Smells like opportunity. Someone needs to make some bolt on cast iron wings for this thing. Simple part to cast. Would take a while to mill down though.


----------



## ryan50hrl

There have been a few people that have used the saw stop cast wings. Just a few holes to drill and they fit.


----------



## trevarthan

Looks like these would do nicely for $189 and labor drilling holes for the saw and fence.

http://www.rockler.com/sawstop-cast-iron-wing-assembly-pair-for-cns-table-saws

You'd buy yourself an extra 2" on each side of table surface too. The stock wings are 10" and these are 12"


----------



## rbk123

I have them on my 4512:
http://www.woodworkingtalk.com/f12/r4512-saw-stop-cast-iron-wings-upgrade-50664/


----------



## trevarthan

rbk123: how do you like that Vega fence? Would you recommend it instead of a T2 or a Biesemeyer? Why?


----------



## MT Stringer

By the time you finish upgrading your saw, you could have bought the Grizzly 1023. :yes:

Here are some pics of my old saw - 1977 Craftsman w/Vega Pro 40 fence. The fence worked great.

Last year, I bought a new Grizzly 1023RLW (router wing). I couldn't be happier. I followed Knotscotts directions to reposition my fence rails 10 inches to the right and filled in the open area with a plywood spacer. I now have 37 inch rip capacity which is perfect for the kitchen cabinets I am fixing to build. New cabinets for Stringerville coming this Spring!


----------



## rbk123

trevarthan said:


> rbk123: how do you like that Vega fence? Would you recommend it instead of a T2 or a Biesemeyer? Why?


The T2 is a step above the stock fence, and the Vega is another step above the T2. The T2 can be had for $170'ish and the Vega 40 can be had for $270'ish. If I cut a board with each one, could you tell which is which? No.

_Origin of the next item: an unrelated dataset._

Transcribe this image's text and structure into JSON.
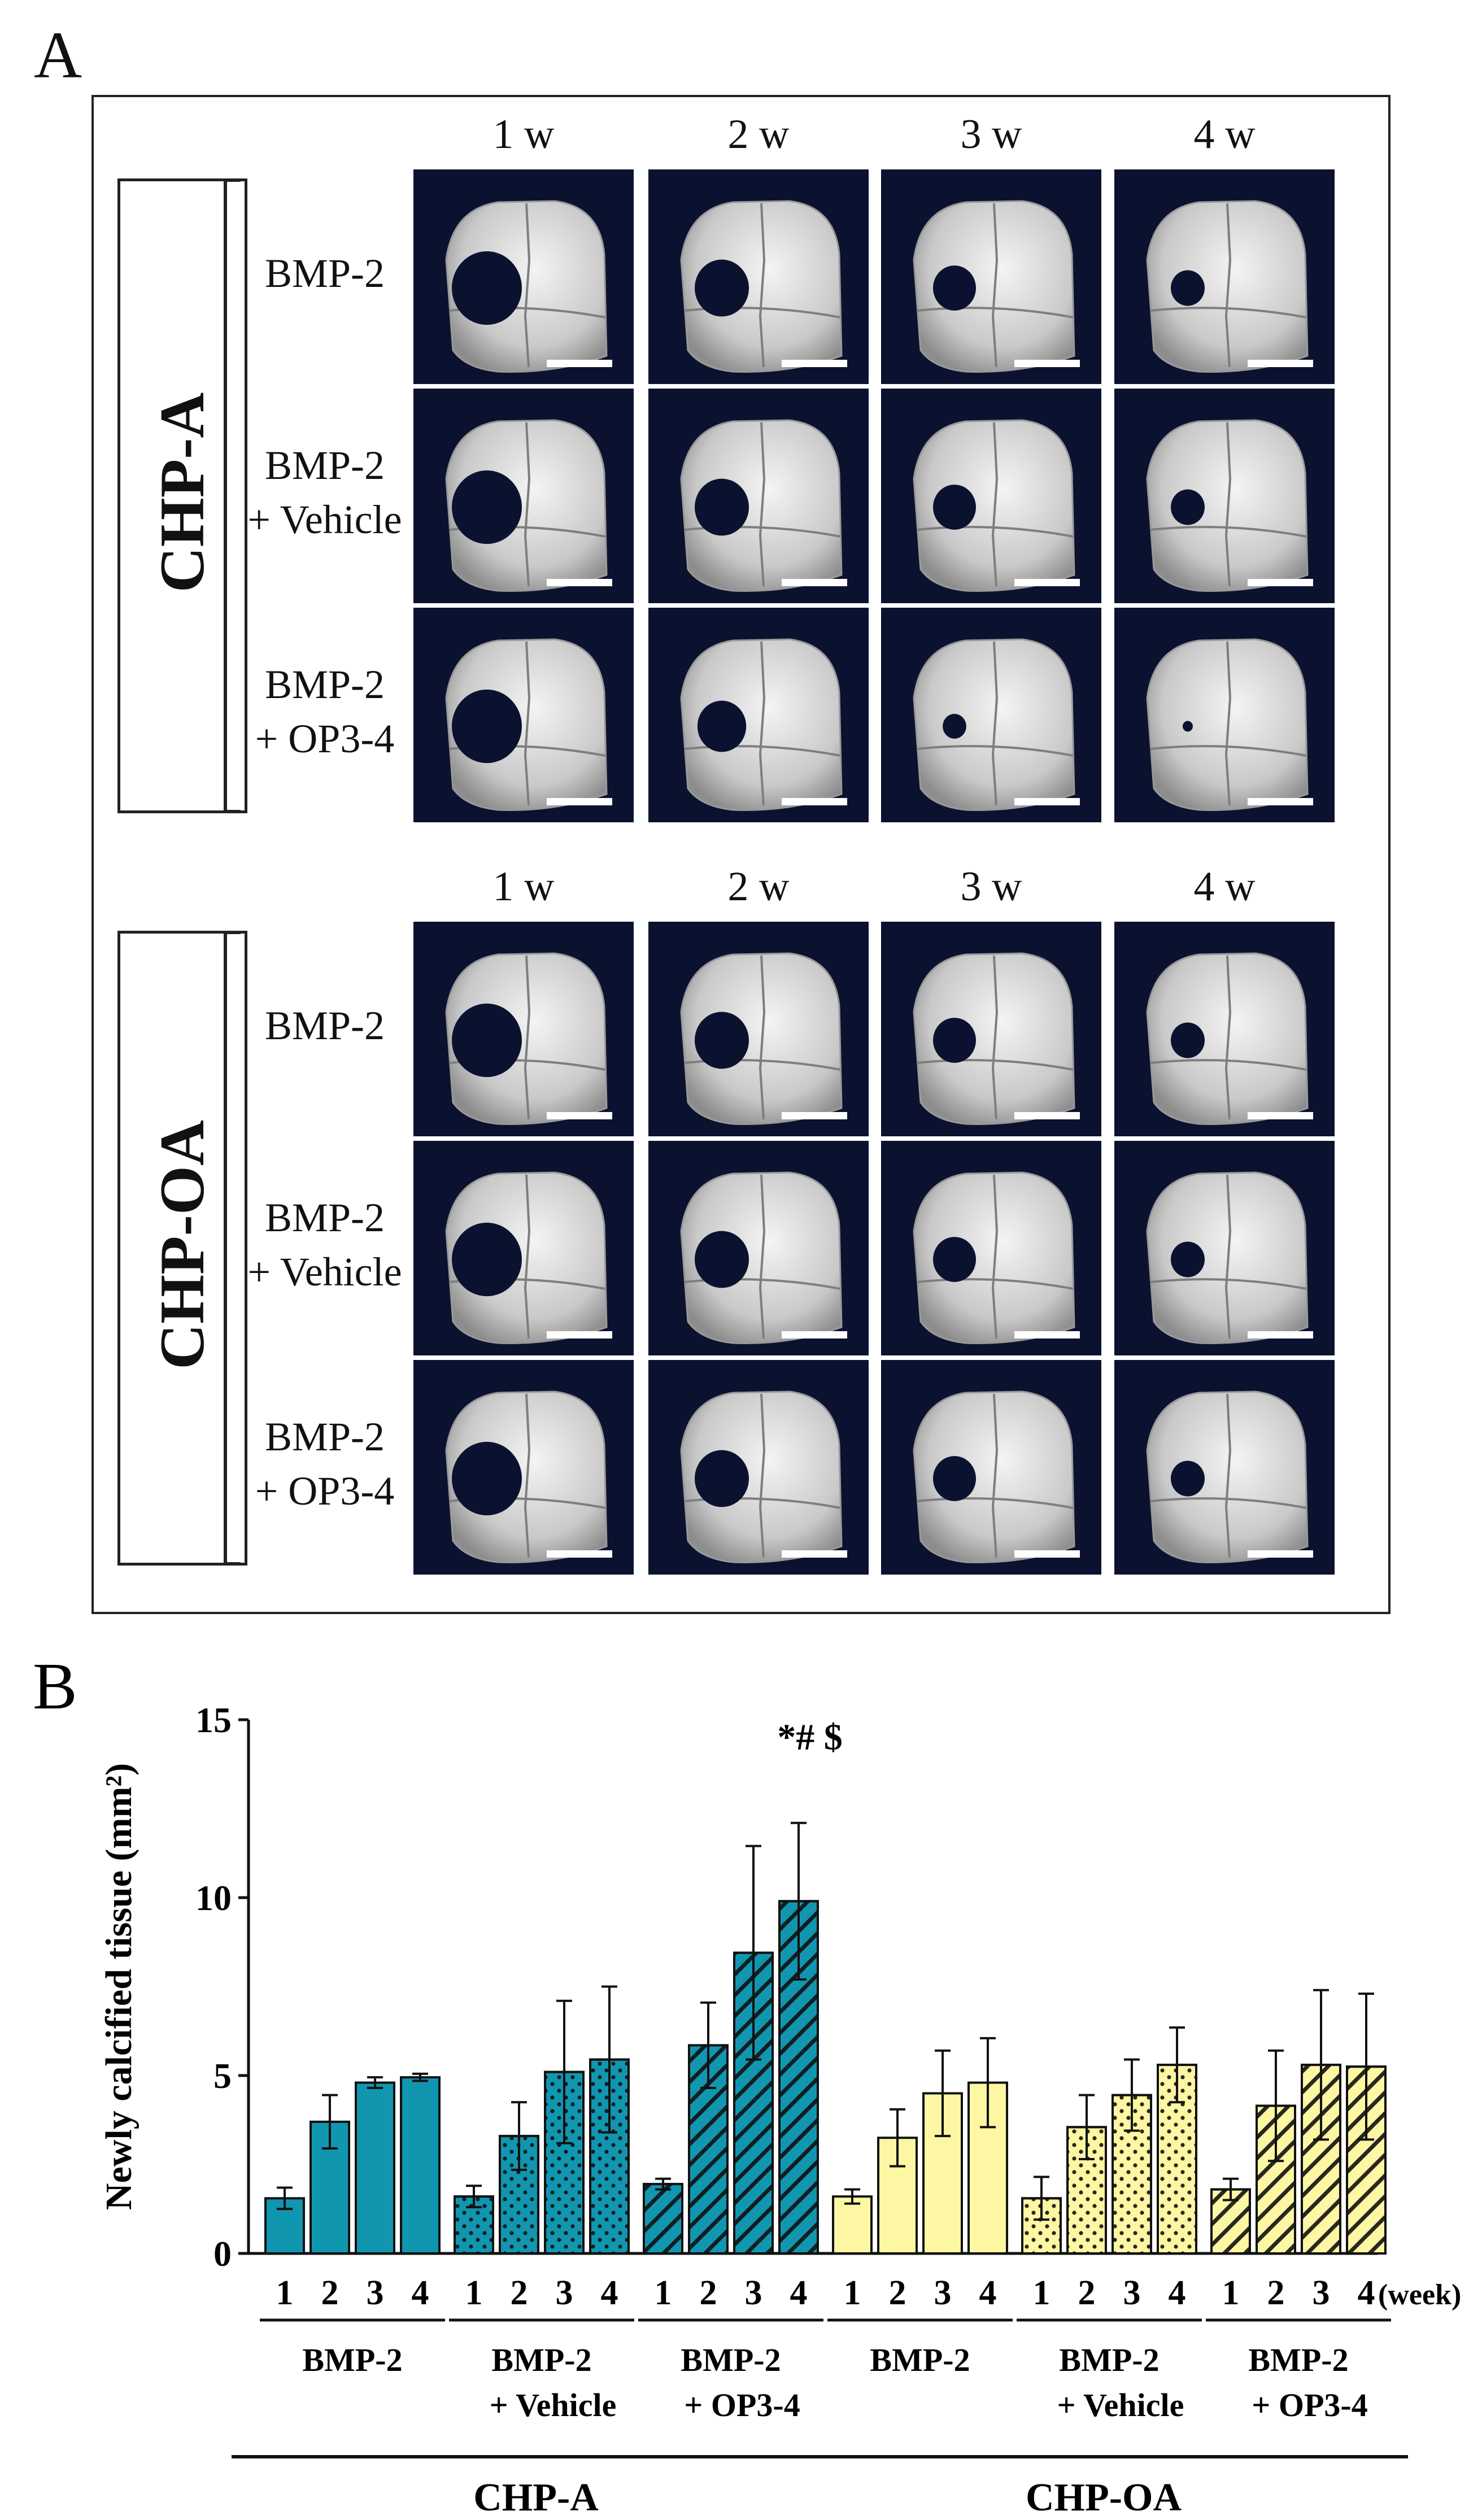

The Vega is much heavier duty than the T2 and has the micro-adjust feature. Vega also sells a "finger-saver" attachment that works only with their fence which is a pretty cool safety device. Are all of these worth an extra $100 to you? Only you can say; you already know my answer. If I were to ever upgrade to a cabinet saw, I'd put the Vega on it; doubtful that would be the case for the T2 since most cabinet saws have nicer fences than the T2.

If you Google the Vega you will find a lot of people asking for recommendations between it and the Bies. Numerous responses from people who have had both and they almost all say it's a toss-up. Some say the Vega is better, others say the Bies is better. The Bies is much more expensive though, and seems to be having a fair bit of quality control issues these days: http://www.woodworkingtalk.com/f2/biesemeyer-fence-reface-little-rant-58587/

I was going to sell the stock fence to supplement the cost of the Vega but I plan on using the Vega with any future saw so I will put the old fence back on the 4512 if I ever sell it. Same with the CI wings. I can take both the wings and the Vega with me to my next saw, which would be used, so that gives me extra purchasing flexibility.

Oh and would I rather have the Grizzly 1023? You bet, but I'd replace the stock fence with the Vega. However I don't have anywhere close to $1500 into my 4512, even with the CI wings and Vega.


----------



## Brentley

ryan50hrl said:


> Do you have the incra fence?


yes
I have a Incra fence, as well as their router table on the right hand side. it is simple to move the fence all the way out of the way to use the router table.

I also built a left hand side extension out of 3/4 plywood and use that a lot. the Incra fence is really high quality.


----------



## trevarthan

Sounds like cast iron saw stop wings and a vega fence are logical upgrades, unless I decide I really need a slider first.

Thanks for all the input. I really appreciate it.


----------



## jokker78

I put a saw stop fence on my craftsmen saw . The one similar to yours.
I love it.


----------